Novartis’ Groundbreaking Sickle Cell Disease Drug Loses EU Support

The European Commission has officially withdrawn its approval of Novartis’ treatment for sickle cell disease, Adakveo (crizanlizumab). The Swiss pharmaceutical behemoth announced the government’s reversal Friday with dismay.

Novartis has been dealt a severe blow as the European Commission (EC) has withdrawn the approval of their medication, Adakveo, in all 27 European countries. Following a review of additional Phase III data by the Committee on Medicinal Products for Human Use (CHMP), the EC was forced to issue a legally binding decision, meaning the medication must be pulled from territories including Germany, Sweden, Spain as well as Iceland, Norway, and Liechtenstein.

Novartis has announced that patients in certain territories should consult with their doctors and healthcare providers to explore alternative treatments. This is a great opportunity to consider various options for improving health and overcoming medical issues.

Adakveo is an innovative humanized IgG2 monoclonal antibody that works to therapeutically intervene in sickle cell disease (SCD). Through its action, Adakveo works to inhibit the interaction between a cell adhesion molecule P-selectin – found on the surface of platelets and blood vessel endothelium – and its corresponding ligands, thus reducing and preventing the possibility of vaso-occlusion. This revolutionary new treatment for SCD offers hope for those living with the condition.
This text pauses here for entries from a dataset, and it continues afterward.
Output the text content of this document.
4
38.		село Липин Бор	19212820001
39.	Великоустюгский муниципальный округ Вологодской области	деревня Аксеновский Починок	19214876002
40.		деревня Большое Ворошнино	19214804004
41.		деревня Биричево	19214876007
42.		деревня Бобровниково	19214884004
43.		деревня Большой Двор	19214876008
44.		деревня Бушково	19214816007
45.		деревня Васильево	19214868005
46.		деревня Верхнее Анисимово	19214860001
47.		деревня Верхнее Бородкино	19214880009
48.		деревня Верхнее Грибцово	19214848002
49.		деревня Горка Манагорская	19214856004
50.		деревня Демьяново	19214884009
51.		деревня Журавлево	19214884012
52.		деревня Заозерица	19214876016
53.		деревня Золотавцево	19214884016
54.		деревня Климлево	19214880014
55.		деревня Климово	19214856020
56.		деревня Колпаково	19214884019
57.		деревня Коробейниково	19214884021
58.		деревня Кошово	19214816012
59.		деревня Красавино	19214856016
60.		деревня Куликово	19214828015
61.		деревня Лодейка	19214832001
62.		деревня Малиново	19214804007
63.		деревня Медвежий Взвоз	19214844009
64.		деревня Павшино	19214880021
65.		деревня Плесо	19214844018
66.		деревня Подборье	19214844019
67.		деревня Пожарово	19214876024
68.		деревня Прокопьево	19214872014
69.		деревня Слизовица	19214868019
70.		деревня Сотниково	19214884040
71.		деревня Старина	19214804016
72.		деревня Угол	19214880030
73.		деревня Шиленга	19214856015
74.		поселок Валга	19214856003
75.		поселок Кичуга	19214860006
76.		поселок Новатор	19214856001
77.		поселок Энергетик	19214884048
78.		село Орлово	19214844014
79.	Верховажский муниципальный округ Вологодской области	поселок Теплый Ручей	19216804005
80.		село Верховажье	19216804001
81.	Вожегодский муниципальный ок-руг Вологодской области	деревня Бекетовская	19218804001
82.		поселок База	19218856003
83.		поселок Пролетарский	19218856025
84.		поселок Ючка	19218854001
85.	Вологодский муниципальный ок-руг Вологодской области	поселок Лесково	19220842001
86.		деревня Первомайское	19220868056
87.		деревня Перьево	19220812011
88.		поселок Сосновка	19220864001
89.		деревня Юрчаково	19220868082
In November 2019, the FDA granted its approval to Adakveo, a therapeutic specifically designed to reduce painful vaso-occlusive crises experienced by sufferers of sickle cell disease aged 16 and older. Almost a year later, in October 2020, high hopes were placed in the product when the European Medicines Agency conditionally allowed its authorization, pending additional data advocating its efficacy and safety.

In January, Novartis announced an unexpected setback in the late-stage STAND trial that was looking to support full approval of Adakveo in the EU. Preliminary analysis revealed that, unfortunately, Adakveo was unable to demonstrate differentiating efficacy over placebo in terms of lowering the annualized rates of vaso-occlusive events in SCD patients. This came as a shock to many given the promising outcome of earlier trials.

In May 2023, the European Medicines Agency’s Committee for Medicinal Products for Human Use (CHMP) launched its own review of Novartis’ Adakveo, ultimately confirming that the treatment did not significantly reduce the number of painful crises requiring a healthcare visit, in comparison to placebo.

The European regulator studied the efficacy of Adakveo, the managed access program, through its real-world performance and past studies. Unfortunately, it was found that these studies—lacking a comparator—could not be relied upon to show the effects of Adakveo and oppose the disconcerting findings of the STAND study.

Novartis affirmed that Adakveo’s safety profile continues to stay in line with that of prior studies, despite STAND failing to show significant therapeutic results. Nevertheless, no new safety concerns have been brought to light through the study.

Despite the promising results of the STAND study, the CHMP noted that Adakveo had a higher rate of severe and serious treatment-related side effects, and concluded that its benefits did not outweigh its risks.